CPU skew occurs when the work to execute a query is not distributed evenly among the segments.
The CPU metric is the average of the CPU percentages used by each process executing the query. The CPU skew metric is a variance statistic based on the difference between the average and each segment's current CPU metric. The smaller the CPU skew, the more equally the work is distributed. The CPU skew metric varies between 0.0 (no skew) and 1.0. The lower the skew metric the more fully the database cluster's resources are utilized.
CPU skew is usually related to the volume of data processed by the segments while executing the query execution plan. There are two types of skew you should investigate: data skew and computational skew.

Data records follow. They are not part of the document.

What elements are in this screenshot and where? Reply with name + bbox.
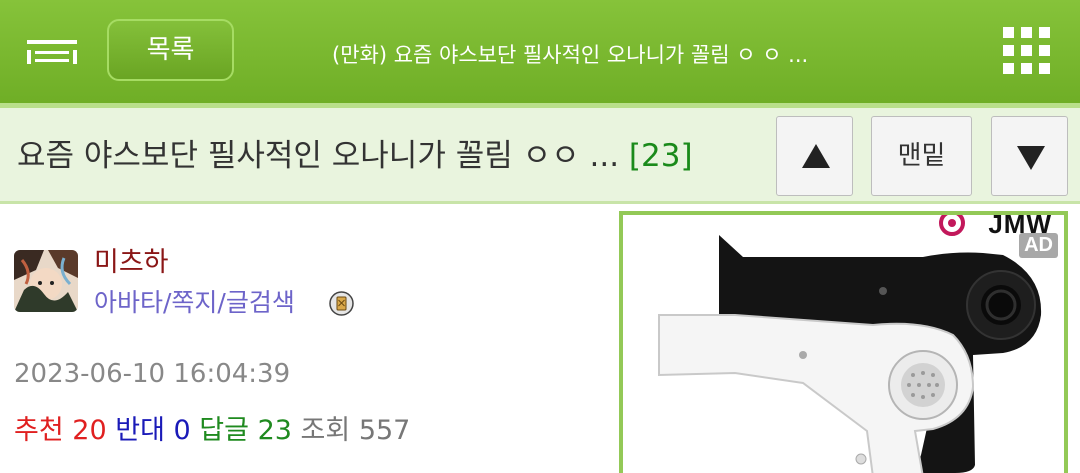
top-header-bar: 목록 (만화) 요즘 야스보단 필사적인 오나니가 꼴림 ㅇ ㅇ ... <box>0 0 1080 103</box>
reply-label: 답글 <box>199 415 249 446</box>
header-post-title: (만화) 요즘 야스보단 필사적인 오나니가 꼴림 ㅇ ㅇ ... <box>332 43 809 67</box>
recommend-label: 추천 <box>14 415 64 446</box>
author-name[interactable]: 미츠하 <box>94 244 169 282</box>
hair-dryer-ad-image <box>658 235 1042 473</box>
advertisement[interactable]: JMW AD <box>619 211 1068 473</box>
comment-count[interactable]: [23] <box>629 138 693 174</box>
scroll-down-button[interactable] <box>991 116 1068 196</box>
triangle-up-icon <box>802 144 830 168</box>
menu-icon[interactable] <box>27 40 77 64</box>
avatar-image <box>14 250 78 312</box>
avatar[interactable] <box>14 250 78 312</box>
reply-count: 23 <box>257 415 292 446</box>
author-links[interactable]: 아바타/쪽지/글검색 <box>94 285 295 321</box>
article-title-bar: 요즘 야스보단 필사적인 오나니가 꼴림 ㅇㅇ ... [23] 맨밑 <box>0 108 1080 204</box>
post-stats: 추천 20 반대 0 답글 23 조회 557 <box>14 411 410 451</box>
post-date: 2023-06-10 16:04:39 <box>14 359 291 389</box>
list-button[interactable]: 목록 <box>107 19 234 81</box>
views-label: 조회 <box>300 415 351 446</box>
oppose-count: 0 <box>173 415 191 446</box>
scroll-up-button[interactable] <box>776 116 853 196</box>
recommend-count: 20 <box>72 415 107 446</box>
grid-menu-icon[interactable] <box>1003 27 1051 75</box>
article-title: 요즘 야스보단 필사적인 오나니가 꼴림 ㅇㅇ ... [23] <box>17 134 767 178</box>
oppose-label: 반대 <box>115 415 165 446</box>
views-count: 557 <box>358 415 411 446</box>
user-level-badge-icon <box>329 291 354 316</box>
brand-logo-icon <box>939 215 965 236</box>
triangle-down-icon <box>1017 146 1045 170</box>
ad-label[interactable]: AD <box>1019 233 1058 258</box>
scroll-bottom-button[interactable]: 맨밑 <box>871 116 972 196</box>
article-title-text: 요즘 야스보단 필사적인 오나니가 꼴림 ㅇㅇ ... <box>17 138 620 174</box>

A high CPU skew may be an indication of data skew, where tables used by the query are distributed unevenly, so that some segments have more data to process than their peers. You can check for data skew in a table by running a query like this one:
=# SELECT gp_segment_id, COUNT(*) FROM <table-name> GROUP BY gp_segment_id;
The row count should be approximately equal for each segment. If the rows are distributed unevenly, check the distribution key for the table. A good distribution key is a column or list of columns with unique or nearly unique values, such as the table's primary key. Setting the distribution policy to
DISTRIBUTED RANDOMLY also ensures a well-distributed table, but precludes taking advantage of performance-enhancing strategies such as co-location for tables with equivalent primary keys.
High CPU skew can be the result of computational skew, which occurs during query execution. Some of the operations in the query plan can cause some segments to do more work than others. For example, joins, sorts, or aggregations on columns with low cardinality or unevenly distributed values can contribute to CPU skew by causing some segments to process many more tuples than others.